The purpose was never to impose regimes. It was to destroy regimes. And, in the process, the countries themselves, their social fabric and their infrastructure. Nations that are internally divided and have weak governments are permeable to all kinds of pressures. They're reduced to protectorates. This is neo-colonialism.
Usually taking advantage of a country involves installing a puppet regime. Did the US do that (successfully)? Nope. Iraq belongs to the Iranians now. And Afghanistan and Libya are hellholes.


I find it more reasonable to conclude that Bush and Obama were genuinely horrible people responsible for the killings of hundreds of thousands of people, than that the US is waging wars for the protection of citizens of other countries.
Be realistic here. People are rarely evil. It's all about strategy man.

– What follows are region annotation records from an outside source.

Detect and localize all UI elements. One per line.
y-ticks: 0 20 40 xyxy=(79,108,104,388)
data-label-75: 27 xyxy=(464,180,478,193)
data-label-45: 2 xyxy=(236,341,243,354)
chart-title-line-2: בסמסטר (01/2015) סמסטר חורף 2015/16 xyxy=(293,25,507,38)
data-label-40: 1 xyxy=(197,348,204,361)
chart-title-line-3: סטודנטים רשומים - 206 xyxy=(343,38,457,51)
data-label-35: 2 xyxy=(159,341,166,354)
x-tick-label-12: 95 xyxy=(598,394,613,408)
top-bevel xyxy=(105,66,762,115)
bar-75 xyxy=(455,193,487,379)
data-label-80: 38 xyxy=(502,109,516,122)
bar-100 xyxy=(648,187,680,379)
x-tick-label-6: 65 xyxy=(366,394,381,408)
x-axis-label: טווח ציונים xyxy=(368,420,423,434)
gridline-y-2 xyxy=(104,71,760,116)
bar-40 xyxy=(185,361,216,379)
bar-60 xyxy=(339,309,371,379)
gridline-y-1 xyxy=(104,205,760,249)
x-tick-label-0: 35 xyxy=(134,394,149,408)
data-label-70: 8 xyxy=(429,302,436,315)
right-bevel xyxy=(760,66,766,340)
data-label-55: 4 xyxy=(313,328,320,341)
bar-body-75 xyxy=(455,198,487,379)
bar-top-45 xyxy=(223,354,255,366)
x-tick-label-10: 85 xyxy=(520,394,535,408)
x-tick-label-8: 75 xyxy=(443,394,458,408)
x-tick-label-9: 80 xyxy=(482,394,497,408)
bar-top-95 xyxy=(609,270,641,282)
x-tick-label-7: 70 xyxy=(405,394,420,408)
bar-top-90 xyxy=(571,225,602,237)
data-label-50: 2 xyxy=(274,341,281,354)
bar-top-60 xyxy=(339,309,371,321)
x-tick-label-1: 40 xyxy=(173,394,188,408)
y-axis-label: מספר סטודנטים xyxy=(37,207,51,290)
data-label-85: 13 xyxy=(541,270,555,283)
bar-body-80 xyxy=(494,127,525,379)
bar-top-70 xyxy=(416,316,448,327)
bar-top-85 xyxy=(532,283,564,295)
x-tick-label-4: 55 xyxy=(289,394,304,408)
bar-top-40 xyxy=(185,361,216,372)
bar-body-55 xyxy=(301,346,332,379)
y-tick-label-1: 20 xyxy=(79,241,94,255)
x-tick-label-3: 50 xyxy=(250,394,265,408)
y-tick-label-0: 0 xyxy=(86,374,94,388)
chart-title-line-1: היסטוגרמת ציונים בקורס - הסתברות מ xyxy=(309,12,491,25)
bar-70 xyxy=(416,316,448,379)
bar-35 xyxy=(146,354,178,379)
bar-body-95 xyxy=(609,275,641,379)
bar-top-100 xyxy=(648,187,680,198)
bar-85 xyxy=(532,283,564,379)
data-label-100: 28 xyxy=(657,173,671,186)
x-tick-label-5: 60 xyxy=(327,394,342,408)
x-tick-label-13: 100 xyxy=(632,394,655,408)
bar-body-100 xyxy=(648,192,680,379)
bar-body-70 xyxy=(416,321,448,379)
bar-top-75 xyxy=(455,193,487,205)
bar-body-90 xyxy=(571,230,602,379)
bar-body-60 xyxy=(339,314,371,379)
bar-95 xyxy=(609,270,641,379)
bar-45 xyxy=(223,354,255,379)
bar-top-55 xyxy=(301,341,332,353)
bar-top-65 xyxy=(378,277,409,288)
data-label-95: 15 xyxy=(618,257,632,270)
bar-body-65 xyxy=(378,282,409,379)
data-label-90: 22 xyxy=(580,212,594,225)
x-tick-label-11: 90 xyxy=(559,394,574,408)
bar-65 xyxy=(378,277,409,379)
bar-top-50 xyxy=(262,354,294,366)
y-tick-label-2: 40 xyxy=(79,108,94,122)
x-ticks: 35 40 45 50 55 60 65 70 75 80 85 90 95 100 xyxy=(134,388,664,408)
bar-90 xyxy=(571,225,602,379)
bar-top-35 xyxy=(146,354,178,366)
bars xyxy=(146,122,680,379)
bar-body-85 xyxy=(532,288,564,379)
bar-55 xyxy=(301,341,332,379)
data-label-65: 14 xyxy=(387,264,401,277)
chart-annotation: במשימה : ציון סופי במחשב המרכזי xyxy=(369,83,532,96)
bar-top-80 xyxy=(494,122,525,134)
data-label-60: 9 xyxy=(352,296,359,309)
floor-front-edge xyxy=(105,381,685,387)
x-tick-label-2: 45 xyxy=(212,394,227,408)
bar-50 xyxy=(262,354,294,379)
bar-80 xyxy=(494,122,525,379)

Destroying a country that was getting very rich by african standards and increasingly trading with asian companies instead of the european and american ones. Imagine if people in the other colonies though they could get away with that!

You're a very silly man.
 
The US was considered a hellhole for years by Europeans after our independence. Libya is going through a post-Gadhafi acclimatization. The fact that its a hellhole now, is completely irrelevant to the fact that that for American interests the operation in Libya was a success - and from a political view, perfectly natural and not at all worrisome
 
The US was considered a hellhole for years by Europeans after our independence. Libya is going through a post-Gadhafi acclimatization. The fact that its a hellhole now, is completely irrelevant to the fact that that for American interests the operation in Libya was a success - and from a political view, perfectly natural and not at all worrisome

The difference though is that the US became relatively stable within a decade or two, while I am about 96% certain Libya will still be a hellhole 30 years from now.
 
Yes because Libya is just the absolute beacon of freedom and stability in the region right now....

It's a shining beacon of "so much better than Gaddafi slaughtering people indiscriminately".

Intervention is not meant to automatically create a haven instantly.

The difference though is that the US became relatively stable within a decade or two, while I am about 96% certain Libya will still be a hellhole 30 years from now.

I disagree. It has a good chance now.
 
We are more financially sound than Greece?

:lol::lol::mwaha::rotfl::rotfl::high5::lol::lol:

Thanks, I'm gonna have a grin now all day :)

I hope you're joking. I don't think any reasonable person on this forum believes the US is not more financially sound than Greece. Or most of the Eurozone for that matter.